How to create tasks automatically - 6.5

Talend Data Stewardship Console User Guide

Talend Data Fabric
Talend MDM Platform
Talend MDM Web UI
Data Governance
Data Quality and Preparation

The tStewardshipTaskOutput component allows you to create either resolution or data tasks and list them in the stewardship console database.

When you use this component in a data matching Job, all data resolution tasks corresponding to the existing data conflicts are listed in the stewardship console waiting to be resolved. An authorized data steward can then intervene in order to merge/resolve this data coming from heterogeneous sources.

When you use this component in a data integration Job, data tasks are also listed in the stewardship console waiting for a stewards intervention to insure that data is consistent and complete.

Below is an example of a possible lifecycle of the data resolution tasks listed in Talend Data Stewardship Console:

When multiple sources exist for the same data records and those sources conflict, you must choose one source, or merge data from these different sources to reach the valid records. A matching for these records is necessary. Where a match is not found, problematic data is listed in Talend Data Stewardship Console where a manual composite matching through human intervention is required. This composite matching will resolve the conflicts and reach the final set of data that will be placed in the MDM hub if it is master data or in any other database/application/file.

This overall flow is translated in one or more Talend Jobs that will gather data from multiple sources, use the tMatchGroup component to match data. Where a match is not find, a tStewardshipTaskOutput will list the data in Talend Data Stewardship Console. An authorized steward can then do the composite matching on the listed data to reach the final set of data that will be written in the stewardship console database.

Consider as an example that a Talend Job using the tMatchGroup component has been designed and executed in the Integration perspective in Talend Studio to match customer records coming from three different sources: a SAP system, an Oracle database and an excel file. Exact and possible matches have been found in the data.

In this Job:

  • a tUnite component merges the data coming from the three sources,

  • a tGenkey component generates a functional key for each input column,

  • a tMatchGroup component compares the columns in the input flow by using a defined matching method and groups similar encountered duplicates together,

  • a tMap component filters the matching results and sends the unique records to a tMDMOutput component to write them in the MDM hub,

  • a tSurviveFields component receives the flow from tMap and merges it based on one or more columns to have the golden records that are sent to the MDM hub via a tMDMOutput,

  • another tMDMOutput that writes the unique records directly in the MDM hub,

  • a tStewardshipTaskOutput component creates the data resolution task that details all the match and possible match record values, that could not be resolved automatically, and lists them in Talend Data Stewardship Console.

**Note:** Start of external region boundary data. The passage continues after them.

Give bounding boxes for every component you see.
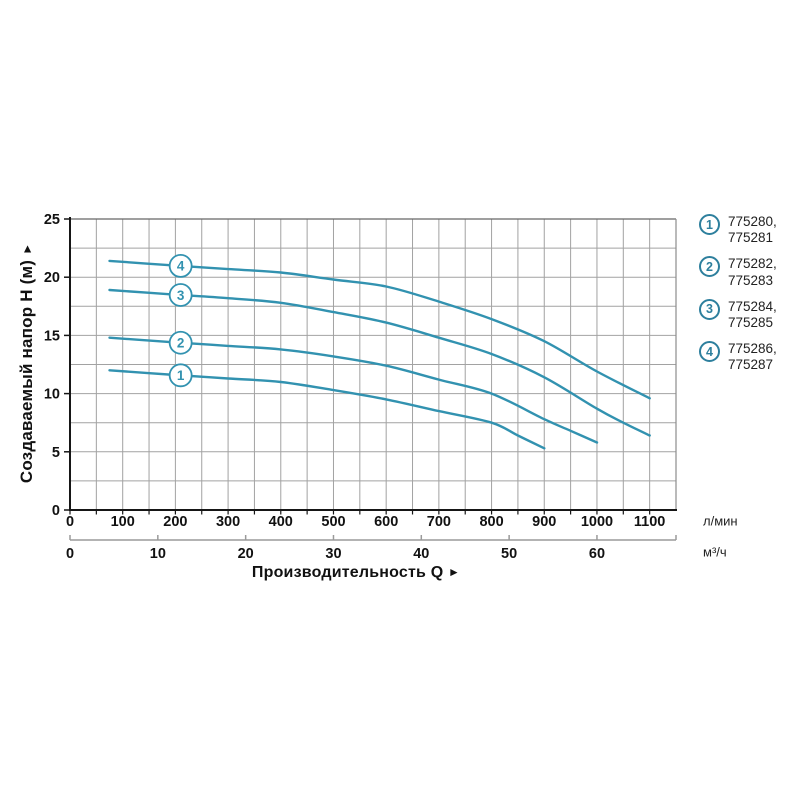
curve-775284-775285: [108, 288, 651, 437]
secondary-axis-m3h: 0 10 20 30 40 50 60: [66, 535, 677, 562]
legend-label-3: 775284, 775285: [728, 299, 777, 331]
legend-item-1: 1 775280, 775281: [699, 214, 777, 246]
legend-label-2: 775282, 775283: [728, 256, 777, 288]
legend: 1 775280, 775281 2 775282, 775283 3 775284…: [699, 214, 777, 374]
tick-label: 50: [501, 546, 517, 562]
legend-label-3-line2: 775285: [728, 314, 774, 330]
tick-label: 1000: [581, 514, 613, 530]
curve-775286-775287: [108, 259, 651, 400]
tick-label: 10: [150, 546, 166, 562]
curve-label-circle-2: [168, 330, 193, 355]
legend-item-3: 3 775284, 775285: [699, 298, 777, 331]
plot-border: [69, 217, 677, 511]
legend-number-badge-1: 1: [699, 214, 720, 235]
legend-label-1-line1: 775280,: [728, 214, 777, 229]
curve-775282-775283: [108, 336, 599, 444]
tick-label: 25: [44, 212, 60, 228]
tick-label: 3: [177, 288, 185, 303]
tick-label: 0: [52, 503, 60, 519]
legend-label-2-line2: 775283: [728, 272, 774, 288]
y-axis-ticks: 0 5 10 15 20 25: [44, 212, 70, 519]
tick-label: 400: [269, 514, 293, 530]
legend-label-4: 775286, 775287: [728, 341, 777, 373]
legend-item-4: 4 775286, 775287: [699, 341, 777, 373]
tick-label: 60: [589, 546, 605, 562]
legend-item-2: 2 775282, 775283: [699, 256, 777, 288]
x-axis-title-text: Производительность Q: [251, 564, 444, 581]
x-axis-ticks: 0 100 200 300 400 500 600 700 800 900 1000 1100: [66, 510, 665, 530]
x-axis-title: Производительность Q ►: [252, 564, 460, 582]
tick-label: 1: [177, 368, 185, 383]
tick-label: 2: [177, 336, 185, 351]
legend-number-badge-4: 4: [699, 341, 720, 363]
tick-label: 40: [413, 546, 429, 562]
tick-label: 300: [216, 514, 240, 530]
tick-label: 10: [44, 387, 60, 403]
curve-number-labels: 1 2 3 4: [168, 254, 193, 388]
x-axis-arrow-icon: ►: [448, 565, 461, 579]
tick-label: 900: [532, 514, 556, 530]
curve-label-circle-1: [168, 363, 193, 388]
tick-label: 30: [325, 546, 341, 562]
gridlines: [70, 219, 676, 510]
tick-label: 20: [44, 270, 60, 286]
legend-number-badge-2: 2: [699, 256, 720, 278]
curves: [108, 259, 651, 450]
x-axis-unit-m3h: м³/ч: [703, 544, 727, 560]
tick-label: 100: [111, 514, 135, 530]
tick-label: 800: [479, 514, 503, 530]
y-axis-title-text: Создаваемый напор H (м): [17, 259, 36, 484]
tick-label: 200: [163, 514, 187, 530]
legend-label-4-line1: 775286,: [728, 341, 777, 357]
x-axis-unit-lmin: л/мин: [703, 513, 738, 529]
tick-label: 0: [66, 546, 74, 562]
legend-label-2-line1: 775282,: [728, 256, 777, 272]
legend-number-badge-3: 3: [699, 298, 720, 320]
tick-label: 0: [66, 514, 74, 530]
curve-label-circle-3: [168, 283, 193, 307]
tick-label: 600: [374, 514, 398, 530]
legend-label-3-line1: 775284,: [728, 298, 777, 314]
tick-label: 15: [44, 328, 60, 344]
legend-label-1-line2: 775281: [728, 230, 774, 246]
tick-label: 500: [321, 514, 345, 530]
tick-label: 5: [52, 445, 60, 461]
tick-label: 700: [427, 514, 451, 530]
legend-label-4-line2: 775287: [728, 357, 774, 373]
tick-label: 4: [177, 259, 185, 274]
y-axis-title: Создаваемый напор H (м) ►: [17, 243, 37, 483]
curve-775280-775281: [108, 369, 546, 450]
tick-label: 20: [238, 546, 254, 562]
tick-label: 1100: [634, 514, 665, 530]
curve-label-circle-4: [168, 254, 193, 278]
y-axis-arrow-icon: ►: [20, 242, 34, 255]
legend-label-1: 775280, 775281: [728, 214, 777, 246]
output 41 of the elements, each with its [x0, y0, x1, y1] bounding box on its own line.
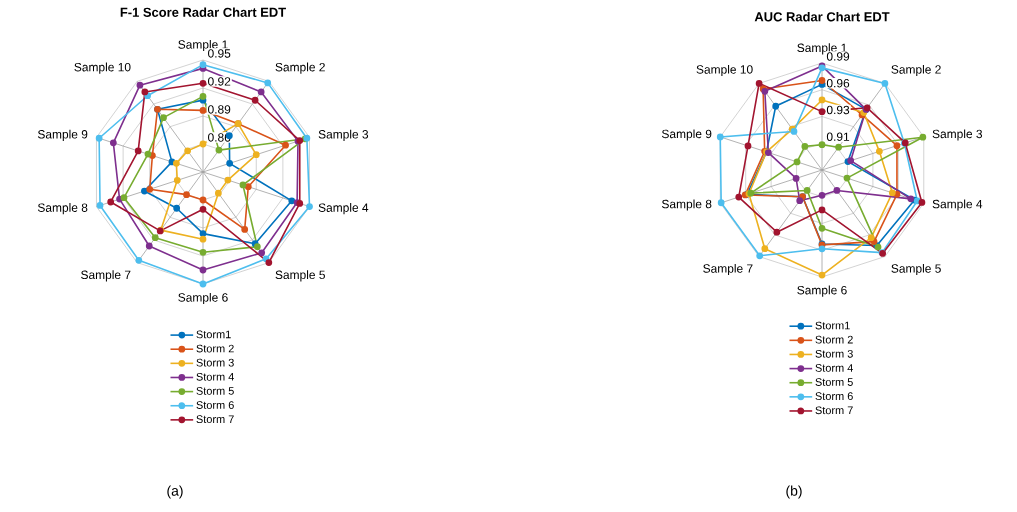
- legend-label: Storm1: [196, 330, 231, 339]
- spoke-label: Sample 4: [318, 203, 369, 215]
- legend-label: Storm 6: [815, 392, 853, 401]
- text: (b): [786, 485, 802, 499]
- legend-label: Storm 5: [196, 387, 234, 395]
- spoke-label: Sample 3: [318, 129, 369, 141]
- legend-label: Storm 4: [815, 364, 853, 372]
- spoke-label: Sample 7: [81, 270, 131, 282]
- y-tick-label: 0.89: [208, 105, 231, 114]
- spoke-label: Sample 8: [37, 203, 88, 215]
- chart-title: AUC Radar Chart EDT: [754, 11, 890, 22]
- y-tick-label: 0.92: [208, 77, 231, 86]
- spoke-label: Sample 2: [275, 62, 325, 74]
- spoke-label: Sample 6: [797, 285, 847, 297]
- legend-label: Storm 5: [815, 378, 853, 386]
- legend-label: Storm1: [815, 321, 850, 330]
- spoke-label: Sample 10: [696, 64, 753, 77]
- spoke-label: Sample 9: [37, 129, 88, 141]
- legend-label: Storm 2: [815, 335, 853, 344]
- legend-label: Storm 3: [815, 349, 853, 358]
- legend-label: Storm 7: [196, 415, 234, 424]
- chart-title: F-1 Score Radar Chart EDT: [120, 7, 286, 17]
- spoke-label: Sample 3: [932, 129, 983, 141]
- spoke-label: Sample 8: [661, 199, 712, 211]
- text: (a): [167, 485, 183, 499]
- spoke-label: Sample 2: [891, 64, 941, 77]
- spoke-label: Sample 7: [703, 263, 753, 276]
- legend-label: Storm 7: [815, 406, 853, 415]
- legend-label: Storm 4: [196, 372, 234, 381]
- legend-label: Storm 6: [196, 401, 234, 409]
- y-tick-label: 0.96: [826, 79, 850, 88]
- spoke-label: Sample 10: [74, 62, 131, 74]
- legend-label: Storm 2: [196, 344, 234, 353]
- legend-label: Storm 3: [196, 358, 234, 367]
- spoke-label: Sample 4: [932, 199, 983, 211]
- spoke-label: Sample 9: [661, 129, 712, 141]
- spoke-label: Sample 5: [891, 263, 941, 276]
- spoke-label: Sample 6: [178, 292, 228, 305]
- spoke-label: Sample 5: [275, 270, 325, 282]
- y-tick-label: 0.93: [826, 105, 850, 115]
- y-tick-label: 0.91: [826, 132, 850, 141]
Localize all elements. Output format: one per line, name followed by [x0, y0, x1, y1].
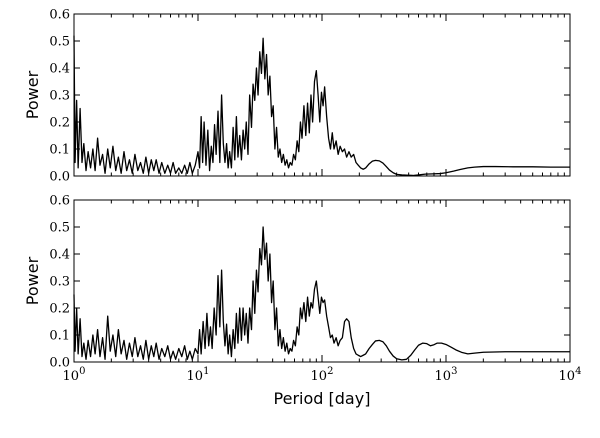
x-tick-label: 100	[63, 366, 86, 384]
x-tick-label: 101	[187, 366, 210, 384]
panel-1: 0.0 0.1 0.2 0.3 0.4 0.5 0.6 Power	[23, 8, 571, 185]
y-tick-label: 0.6	[49, 8, 70, 23]
y-tick-label: 0.2	[49, 302, 70, 317]
y-tick-label: 0.1	[49, 143, 70, 158]
y-tick-label: 0.2	[49, 116, 70, 131]
panel-1-series-line	[73, 35, 570, 177]
y-tick-label: 0.4	[49, 62, 70, 77]
panel-2-series-line	[73, 226, 570, 361]
y-tick-label: 0.5	[49, 35, 70, 50]
y-tick-label: 0.3	[49, 89, 70, 104]
y-tick-label: 0.3	[49, 275, 70, 290]
y-tick-label: 0.0	[49, 356, 70, 371]
y-tick-label: 0.6	[49, 194, 70, 209]
y-tick-label: 0.5	[49, 221, 70, 236]
panels-group: 0.00.10.20.30.40.50.6Power0.00.10.20.30.…	[23, 8, 581, 385]
x-tick-label: 104	[559, 366, 582, 384]
y-axis-title: Power	[23, 256, 42, 305]
x-axis-title: Period [day]	[274, 389, 371, 408]
panel-2-plot-frame	[73, 199, 571, 363]
y-axis-title: Power	[23, 70, 42, 119]
y-tick-label: 0.0	[49, 170, 70, 185]
panel-2: 0.0 0.1 0.2 0.3 0.4 0.5 0.6 100 101 102 103 104 Powe…	[23, 194, 581, 385]
x-tick-label: 103	[435, 366, 458, 384]
y-tick-label: 0.1	[49, 329, 70, 344]
x-tick-label: 102	[311, 366, 334, 384]
y-tick-label: 0.4	[49, 248, 70, 263]
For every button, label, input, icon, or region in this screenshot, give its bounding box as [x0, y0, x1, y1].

An authorized steward will then intervene to manually track/merge/resolve the tasks listed in the task list in order to composite the valid data records and store them in the stewardship console database. Another Talend Job using a tStewardshipTaskInput and an output component is used to write the data in the MDM hub or in any MDM target application. The tStewardshipTaskInput component will read resolved tasks from the stewardship console database and send the records stored in the tasks to the output component that will populate the MDM hub or any other MDM target application with these data records.

For further information about the Talend components necessary to design such a Job, see the Talend Components Reference Guide, especially the data quality and MDM component chapters.

For an example scenario, see the scenario of tStewardshipTaskOutput in the Talend Components Reference Guide.